South African strikes set to spread

Miners could join the strike if talks break down

More than 10,000 South African telecommunications and postal workers have gone on strike over wages, and other unions are planning industrial action during the coming week.

The strike began after the Communications Workers' Union, CWU, failed to break a stalemate in wage talks with the partly-privatised telecommunications company Telkom, and the Post Office.

The CWU wants a pay increase of up to 14% instead of the 8.1% offered by employers.


[ image: Telephone services were not expected to be disrupted]
Telephone services were not expected to be disrupted
CWU General-Secretary Seleboho Kiti said the strike would be a "week-long action".
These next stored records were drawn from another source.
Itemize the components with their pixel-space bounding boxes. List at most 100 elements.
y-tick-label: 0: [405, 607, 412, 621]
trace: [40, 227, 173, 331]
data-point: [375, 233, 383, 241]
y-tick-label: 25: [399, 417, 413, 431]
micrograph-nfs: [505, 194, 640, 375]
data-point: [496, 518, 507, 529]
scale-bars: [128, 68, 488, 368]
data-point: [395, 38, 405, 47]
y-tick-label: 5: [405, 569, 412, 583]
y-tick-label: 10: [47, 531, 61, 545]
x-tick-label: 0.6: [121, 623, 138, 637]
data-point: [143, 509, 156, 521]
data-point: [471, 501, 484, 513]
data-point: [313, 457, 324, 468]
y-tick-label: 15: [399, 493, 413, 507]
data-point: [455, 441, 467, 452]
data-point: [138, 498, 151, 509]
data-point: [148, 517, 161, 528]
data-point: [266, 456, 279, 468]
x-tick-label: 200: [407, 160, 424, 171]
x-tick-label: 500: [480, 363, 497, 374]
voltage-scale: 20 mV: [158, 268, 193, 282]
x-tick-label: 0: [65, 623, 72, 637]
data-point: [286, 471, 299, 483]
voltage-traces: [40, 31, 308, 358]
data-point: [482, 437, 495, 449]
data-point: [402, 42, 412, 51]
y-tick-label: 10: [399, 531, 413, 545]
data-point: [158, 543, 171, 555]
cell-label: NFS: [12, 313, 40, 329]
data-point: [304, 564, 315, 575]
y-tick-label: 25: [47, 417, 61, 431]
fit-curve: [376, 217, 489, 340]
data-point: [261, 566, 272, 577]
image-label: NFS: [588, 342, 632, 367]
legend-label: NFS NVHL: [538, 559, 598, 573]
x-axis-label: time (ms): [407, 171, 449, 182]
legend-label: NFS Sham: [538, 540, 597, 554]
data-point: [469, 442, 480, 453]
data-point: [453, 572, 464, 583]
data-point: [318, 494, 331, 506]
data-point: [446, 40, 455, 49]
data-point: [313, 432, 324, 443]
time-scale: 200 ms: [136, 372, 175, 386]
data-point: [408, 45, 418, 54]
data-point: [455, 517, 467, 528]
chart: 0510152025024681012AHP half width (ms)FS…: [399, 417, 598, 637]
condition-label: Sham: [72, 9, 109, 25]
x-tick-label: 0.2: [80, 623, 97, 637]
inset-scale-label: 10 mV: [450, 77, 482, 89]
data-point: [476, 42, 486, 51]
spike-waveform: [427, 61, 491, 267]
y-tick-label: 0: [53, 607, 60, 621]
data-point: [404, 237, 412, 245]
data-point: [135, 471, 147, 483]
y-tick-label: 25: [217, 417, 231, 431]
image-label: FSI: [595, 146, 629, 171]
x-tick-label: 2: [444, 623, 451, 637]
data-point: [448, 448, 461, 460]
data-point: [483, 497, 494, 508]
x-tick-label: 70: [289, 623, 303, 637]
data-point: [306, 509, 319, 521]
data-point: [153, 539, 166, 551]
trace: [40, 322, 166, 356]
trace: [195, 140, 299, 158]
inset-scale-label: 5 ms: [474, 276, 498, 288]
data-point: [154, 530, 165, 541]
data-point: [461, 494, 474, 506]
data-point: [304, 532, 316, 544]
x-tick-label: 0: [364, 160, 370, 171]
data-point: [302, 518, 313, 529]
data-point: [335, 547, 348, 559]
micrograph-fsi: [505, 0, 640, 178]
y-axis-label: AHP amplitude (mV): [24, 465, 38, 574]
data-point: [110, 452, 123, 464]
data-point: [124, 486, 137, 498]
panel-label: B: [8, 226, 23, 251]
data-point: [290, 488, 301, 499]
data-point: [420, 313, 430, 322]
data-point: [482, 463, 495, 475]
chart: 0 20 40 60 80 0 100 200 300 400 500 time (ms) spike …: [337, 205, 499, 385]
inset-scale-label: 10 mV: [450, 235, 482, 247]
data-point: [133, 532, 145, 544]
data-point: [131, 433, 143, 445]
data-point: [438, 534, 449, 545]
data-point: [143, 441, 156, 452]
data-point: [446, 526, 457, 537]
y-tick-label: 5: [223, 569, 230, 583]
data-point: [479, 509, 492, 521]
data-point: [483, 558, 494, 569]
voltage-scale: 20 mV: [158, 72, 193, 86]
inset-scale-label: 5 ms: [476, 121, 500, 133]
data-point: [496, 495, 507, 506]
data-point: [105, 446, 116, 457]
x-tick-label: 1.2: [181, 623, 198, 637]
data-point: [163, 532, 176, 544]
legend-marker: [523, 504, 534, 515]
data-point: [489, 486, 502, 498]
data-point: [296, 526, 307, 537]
"The end to it will be dictated by what comes out of the talks when the employers decide to meet with us," he said.

Telkom spokeswoman Amanda Singleton said about 10,000 of out of Telkom's 59,000 workers were not at work on Monday.

She said the information desks would be hardest-hit by the strike.

Negotiations over mine strike

As the strike continued, National Union of Mineworkers officials were due to meet mine managers in talks aimed at averting a strike which the NUM has planned for Tuesday.

Gold mines have recently cut back their operations because of a plunging gold price.

"We don't believe the gold price can be used as a legitimate reason not to give miners a reasonable increase," an NUM spokesman said.

State workers threaten action

A further 12 unions are discussing plans for a one-day strike in protest at the government's decision to end wage talks covering public sector workers and to impose a pay increase which falls short of union demands.

The 12 unions represent 1.1 million government workers, including nurses, police and teachers.

Last month more than 150,000 government employees - most of them teachers - downed tools after failing to reach a wage agreement with their employers.

The strike was the first major challenge to the government of President Thabo Mbeki which took office in June, and which is forced to tread a fine line between fiscal prudence and the demands of its traditional ally, the Confederation of South African Trade Unions (Cosatu).